Hello all,
I am coding an MP3 / ACELP decoder on the Arduino M0 Pro. Now I have my 32-bit x 32-bit ---> 64-bit signed multiply routine. MULL (17 cycles) but there are two other code fragments that are the cornerstone of the work (around 35% of CPU time is taken up by 3 fragments). I am looking for any tips people have for:
MULSHIFT32 - Multiply together two 32-bit numbers and return the top 32-bits of the result.
CLZ - count leading zeros.
MULSHIFT32 The issue that all the methods I know just are just the MULL in which the low 32-bits are disguarded.
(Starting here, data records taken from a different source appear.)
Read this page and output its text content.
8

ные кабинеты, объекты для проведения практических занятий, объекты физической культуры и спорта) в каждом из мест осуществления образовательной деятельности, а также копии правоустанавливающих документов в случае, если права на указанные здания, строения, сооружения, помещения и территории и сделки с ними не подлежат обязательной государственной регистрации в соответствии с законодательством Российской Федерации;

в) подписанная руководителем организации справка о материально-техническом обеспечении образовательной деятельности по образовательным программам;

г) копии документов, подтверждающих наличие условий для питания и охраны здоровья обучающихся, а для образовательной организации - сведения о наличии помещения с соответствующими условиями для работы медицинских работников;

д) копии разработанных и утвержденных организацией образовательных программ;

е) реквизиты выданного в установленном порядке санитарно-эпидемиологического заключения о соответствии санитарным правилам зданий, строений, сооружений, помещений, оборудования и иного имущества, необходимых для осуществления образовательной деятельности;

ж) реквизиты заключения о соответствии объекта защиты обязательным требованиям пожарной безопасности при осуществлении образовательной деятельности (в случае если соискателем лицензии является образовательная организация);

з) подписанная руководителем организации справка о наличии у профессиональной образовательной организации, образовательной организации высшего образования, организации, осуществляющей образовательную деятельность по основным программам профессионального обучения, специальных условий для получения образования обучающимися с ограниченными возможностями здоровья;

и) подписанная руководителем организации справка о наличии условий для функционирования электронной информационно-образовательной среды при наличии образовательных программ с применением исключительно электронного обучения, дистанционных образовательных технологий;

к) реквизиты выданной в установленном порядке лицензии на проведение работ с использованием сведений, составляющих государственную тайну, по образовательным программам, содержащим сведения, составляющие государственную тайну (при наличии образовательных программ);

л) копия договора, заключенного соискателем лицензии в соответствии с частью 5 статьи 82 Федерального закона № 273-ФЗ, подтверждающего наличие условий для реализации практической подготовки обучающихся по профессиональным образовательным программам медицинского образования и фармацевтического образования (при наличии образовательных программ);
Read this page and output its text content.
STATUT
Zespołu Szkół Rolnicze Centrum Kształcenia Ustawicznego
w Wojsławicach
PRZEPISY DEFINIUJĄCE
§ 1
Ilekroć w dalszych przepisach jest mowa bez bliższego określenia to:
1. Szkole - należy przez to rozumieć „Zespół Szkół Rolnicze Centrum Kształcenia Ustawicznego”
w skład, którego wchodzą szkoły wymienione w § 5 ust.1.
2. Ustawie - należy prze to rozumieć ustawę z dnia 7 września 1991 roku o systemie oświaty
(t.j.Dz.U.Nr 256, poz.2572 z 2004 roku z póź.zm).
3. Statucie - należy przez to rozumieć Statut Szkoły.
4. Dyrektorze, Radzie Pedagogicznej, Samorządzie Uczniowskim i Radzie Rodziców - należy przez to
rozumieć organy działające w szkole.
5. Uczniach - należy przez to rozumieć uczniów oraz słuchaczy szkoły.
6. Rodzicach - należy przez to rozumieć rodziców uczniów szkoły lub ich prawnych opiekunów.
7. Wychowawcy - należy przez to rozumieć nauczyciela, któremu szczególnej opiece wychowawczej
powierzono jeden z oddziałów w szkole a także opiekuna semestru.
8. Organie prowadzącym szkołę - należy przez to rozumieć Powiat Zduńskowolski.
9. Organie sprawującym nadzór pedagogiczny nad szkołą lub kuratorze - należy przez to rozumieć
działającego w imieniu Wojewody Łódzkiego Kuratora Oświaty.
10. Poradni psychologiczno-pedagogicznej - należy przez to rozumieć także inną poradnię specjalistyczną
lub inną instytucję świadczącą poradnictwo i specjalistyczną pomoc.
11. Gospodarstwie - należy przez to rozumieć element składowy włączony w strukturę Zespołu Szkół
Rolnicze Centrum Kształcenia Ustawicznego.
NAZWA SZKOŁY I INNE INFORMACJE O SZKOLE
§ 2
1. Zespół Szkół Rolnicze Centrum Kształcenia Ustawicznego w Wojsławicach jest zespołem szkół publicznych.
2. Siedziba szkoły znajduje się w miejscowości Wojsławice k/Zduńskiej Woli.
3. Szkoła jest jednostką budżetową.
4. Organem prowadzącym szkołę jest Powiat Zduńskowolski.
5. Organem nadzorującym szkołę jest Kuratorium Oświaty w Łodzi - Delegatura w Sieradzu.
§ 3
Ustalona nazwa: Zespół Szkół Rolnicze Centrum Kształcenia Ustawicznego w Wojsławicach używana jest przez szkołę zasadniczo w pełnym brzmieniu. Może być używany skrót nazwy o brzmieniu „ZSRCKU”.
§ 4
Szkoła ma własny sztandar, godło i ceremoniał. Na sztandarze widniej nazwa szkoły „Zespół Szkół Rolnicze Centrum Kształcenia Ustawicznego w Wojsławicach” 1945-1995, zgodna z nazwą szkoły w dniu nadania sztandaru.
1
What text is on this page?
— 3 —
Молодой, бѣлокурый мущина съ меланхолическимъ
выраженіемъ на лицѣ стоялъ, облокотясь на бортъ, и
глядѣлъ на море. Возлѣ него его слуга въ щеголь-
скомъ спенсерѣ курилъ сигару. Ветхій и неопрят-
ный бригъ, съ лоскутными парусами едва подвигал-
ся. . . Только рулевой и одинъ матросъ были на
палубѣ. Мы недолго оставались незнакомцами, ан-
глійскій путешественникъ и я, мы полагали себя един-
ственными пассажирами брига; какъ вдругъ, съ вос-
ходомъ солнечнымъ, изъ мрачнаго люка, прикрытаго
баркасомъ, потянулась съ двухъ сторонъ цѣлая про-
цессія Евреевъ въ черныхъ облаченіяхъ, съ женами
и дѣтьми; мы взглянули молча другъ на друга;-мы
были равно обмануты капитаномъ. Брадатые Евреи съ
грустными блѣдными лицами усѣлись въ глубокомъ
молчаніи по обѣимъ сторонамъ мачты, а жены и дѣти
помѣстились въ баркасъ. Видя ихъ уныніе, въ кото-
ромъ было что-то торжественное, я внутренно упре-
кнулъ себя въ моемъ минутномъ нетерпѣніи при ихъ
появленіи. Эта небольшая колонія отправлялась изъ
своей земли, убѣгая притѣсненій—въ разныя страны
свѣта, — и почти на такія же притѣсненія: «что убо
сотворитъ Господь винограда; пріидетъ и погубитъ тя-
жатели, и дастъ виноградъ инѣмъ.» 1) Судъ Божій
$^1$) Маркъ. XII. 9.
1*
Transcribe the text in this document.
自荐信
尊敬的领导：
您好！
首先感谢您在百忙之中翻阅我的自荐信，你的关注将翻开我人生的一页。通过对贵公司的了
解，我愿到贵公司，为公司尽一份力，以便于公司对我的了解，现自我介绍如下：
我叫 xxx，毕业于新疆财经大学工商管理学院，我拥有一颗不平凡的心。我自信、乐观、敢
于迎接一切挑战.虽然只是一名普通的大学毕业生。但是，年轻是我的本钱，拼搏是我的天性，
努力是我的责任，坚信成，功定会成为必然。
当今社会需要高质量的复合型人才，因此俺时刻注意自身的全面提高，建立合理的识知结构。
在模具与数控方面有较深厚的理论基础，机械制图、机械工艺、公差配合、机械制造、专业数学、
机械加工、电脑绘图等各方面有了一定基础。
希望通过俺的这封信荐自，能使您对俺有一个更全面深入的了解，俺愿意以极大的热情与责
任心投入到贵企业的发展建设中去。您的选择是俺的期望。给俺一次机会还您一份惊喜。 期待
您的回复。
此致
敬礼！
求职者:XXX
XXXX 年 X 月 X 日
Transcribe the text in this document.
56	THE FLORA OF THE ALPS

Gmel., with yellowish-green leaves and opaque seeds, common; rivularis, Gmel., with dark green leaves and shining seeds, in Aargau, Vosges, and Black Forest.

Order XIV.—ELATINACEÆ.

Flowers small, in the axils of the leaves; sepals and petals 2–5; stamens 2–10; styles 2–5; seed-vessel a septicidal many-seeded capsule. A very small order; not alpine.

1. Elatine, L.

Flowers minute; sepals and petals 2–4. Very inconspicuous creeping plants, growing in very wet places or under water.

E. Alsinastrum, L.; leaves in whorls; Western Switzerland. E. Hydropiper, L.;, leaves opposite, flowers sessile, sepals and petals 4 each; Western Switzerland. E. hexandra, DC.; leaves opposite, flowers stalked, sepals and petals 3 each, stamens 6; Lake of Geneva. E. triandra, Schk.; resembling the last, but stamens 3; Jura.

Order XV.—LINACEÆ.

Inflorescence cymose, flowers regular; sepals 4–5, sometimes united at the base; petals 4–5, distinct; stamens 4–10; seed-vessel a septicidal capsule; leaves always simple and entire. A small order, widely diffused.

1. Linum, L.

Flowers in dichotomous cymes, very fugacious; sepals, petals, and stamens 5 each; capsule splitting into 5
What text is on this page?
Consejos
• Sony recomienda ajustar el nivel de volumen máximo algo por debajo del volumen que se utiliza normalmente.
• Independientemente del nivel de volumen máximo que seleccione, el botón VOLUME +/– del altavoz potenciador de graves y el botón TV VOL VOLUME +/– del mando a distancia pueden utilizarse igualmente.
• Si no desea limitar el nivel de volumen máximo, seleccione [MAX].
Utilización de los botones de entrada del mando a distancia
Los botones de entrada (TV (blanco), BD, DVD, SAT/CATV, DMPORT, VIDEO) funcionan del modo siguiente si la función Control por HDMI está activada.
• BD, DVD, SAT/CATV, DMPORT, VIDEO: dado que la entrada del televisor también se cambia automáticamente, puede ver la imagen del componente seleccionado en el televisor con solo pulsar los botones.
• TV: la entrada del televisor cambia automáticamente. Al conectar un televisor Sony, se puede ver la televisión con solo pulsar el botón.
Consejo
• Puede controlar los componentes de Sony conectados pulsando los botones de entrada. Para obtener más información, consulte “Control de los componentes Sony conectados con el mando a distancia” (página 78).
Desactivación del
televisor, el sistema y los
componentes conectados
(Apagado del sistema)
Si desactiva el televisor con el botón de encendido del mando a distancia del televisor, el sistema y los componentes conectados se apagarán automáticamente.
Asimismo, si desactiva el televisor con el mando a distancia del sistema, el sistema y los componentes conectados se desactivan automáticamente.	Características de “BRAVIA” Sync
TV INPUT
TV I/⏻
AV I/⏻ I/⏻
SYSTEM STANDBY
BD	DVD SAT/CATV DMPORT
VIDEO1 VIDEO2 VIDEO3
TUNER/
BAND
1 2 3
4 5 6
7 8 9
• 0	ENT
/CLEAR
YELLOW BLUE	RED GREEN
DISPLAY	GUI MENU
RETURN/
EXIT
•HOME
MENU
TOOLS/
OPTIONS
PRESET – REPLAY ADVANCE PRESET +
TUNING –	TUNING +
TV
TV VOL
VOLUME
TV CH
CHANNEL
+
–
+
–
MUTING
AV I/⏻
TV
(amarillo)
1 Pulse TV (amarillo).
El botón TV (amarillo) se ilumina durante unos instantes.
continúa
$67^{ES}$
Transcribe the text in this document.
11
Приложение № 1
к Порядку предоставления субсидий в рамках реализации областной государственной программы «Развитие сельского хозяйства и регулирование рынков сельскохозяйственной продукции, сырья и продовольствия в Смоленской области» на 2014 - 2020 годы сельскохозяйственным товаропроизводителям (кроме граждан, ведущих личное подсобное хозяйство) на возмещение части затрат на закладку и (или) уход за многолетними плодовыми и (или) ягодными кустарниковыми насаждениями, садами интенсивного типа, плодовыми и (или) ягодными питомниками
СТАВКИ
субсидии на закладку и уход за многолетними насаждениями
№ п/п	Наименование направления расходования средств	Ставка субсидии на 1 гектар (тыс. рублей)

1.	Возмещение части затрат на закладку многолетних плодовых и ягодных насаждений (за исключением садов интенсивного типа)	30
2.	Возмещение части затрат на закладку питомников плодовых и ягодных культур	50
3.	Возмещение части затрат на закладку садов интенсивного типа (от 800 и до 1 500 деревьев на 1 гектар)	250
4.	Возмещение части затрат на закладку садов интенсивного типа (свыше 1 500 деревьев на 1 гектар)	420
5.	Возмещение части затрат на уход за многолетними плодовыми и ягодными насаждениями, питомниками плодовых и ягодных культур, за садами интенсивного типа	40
CLZ - all of the methods I know of use a divide-and-conquer strategy branching around ADD instructions. I think the examples are all Thumb v4 compatible but Tv6 offers the Extent and Reverse instructions which haven't been well examined. I also note that the MULS instruction no longer leaves C & V in unpredictable states so may offer alternatives.
Although M0+ only has a 2-cycle branch shadow, I would still rather a constant time and I keep thinking that extend and reverse could quickly work out which byte (8 bit) lump has the first 1 bit and one of the areas yet to be explored (according to Joseph Yiu) is the use of the instruction format:
RORS Rd,Rd,Rd
i.e. Rd is rotated by the value in Rd [0:7]
WHY it uses the bottom 8 bits rather than the bottom 5 bits I really don't know. Nobody at ARM seems to know BUT in another context, it allows certain 32-bit numbers to be placed into a register in 32-bits rather than 48 bits (LDR Rd SP,# + 32-bit value in literal pool).